Your morning newspaper is a collector’s item


Media consultant Vin Crosbie has created a stir with a thought-provoking two-of-three-parts on the transformation of the newspaper industry.

The short take:

More than half of the 1,439 daily newspapers in the United States won’t exist in print, e-paper, or Web site formats by the end of next decade. They will go out of business. The few national dailies — namely USA Today, The New York Times, and The Wall Street Journal — will have diminished but continuing existences via the Web and e-paper, but not in print. The first dailies to expire will be the regional dailies, which have already begun to implode. Those plus a very many smaller dailies, most of whose circulations are steadily evaporating, will decline to levels at which they will no longer be economically viable to publish daily.
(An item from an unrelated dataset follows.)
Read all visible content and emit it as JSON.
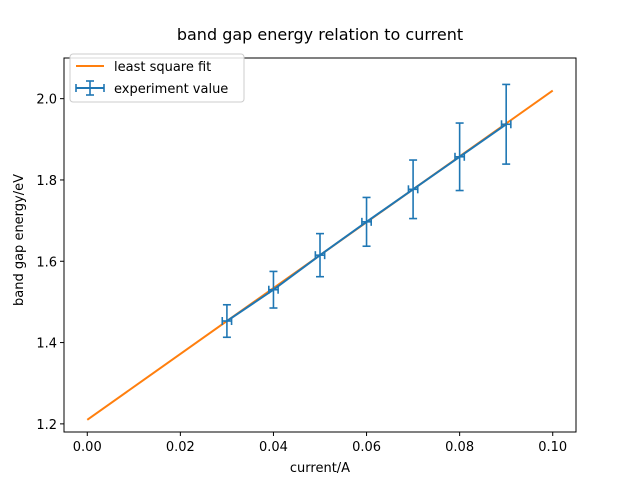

Further layoffs of staffs by those newspapers’ companies cannot avoid this fate – not so long as daily circulations and readerships continually and increasingly decline. (Layoffs are becoming little more than the remedy of bleeding that was used in attempts to cure ill patients during the 18th Century and cannot restore the industry’s health.)

But this is one not to skip the long version.

Vin’s two pieces so far:

Transforming American Newspapers (Part 1)

Transforming American Newspapers (Part 2)

And the react:

Amy Gahran in Poyntor’s E-Media Tidbits: Looking Past the Death of Newspapers

Mark Hamilton’s Notes of a Teacher: Watching the demise of the newspaper

Weblog: Opinion: Is the US newspaper situation really that bad?

Prosthetic Device: Why Newspapers are Dying

Jay Small: Link bucket: Catching up

Thoughs of Nigel: Newspapers not in a cyclical crisis but a grave one with fundemental changes happening

Leonard Witt’s PJNet: Vin Crosbie on the Imminent Death of Newspapers

If the newspapers won’t survive (a more than slightly scary thought to someone who has spent an adult lifetime in the business), will the businesses that ran them evolve into something else or merely die as Crosbie suggests?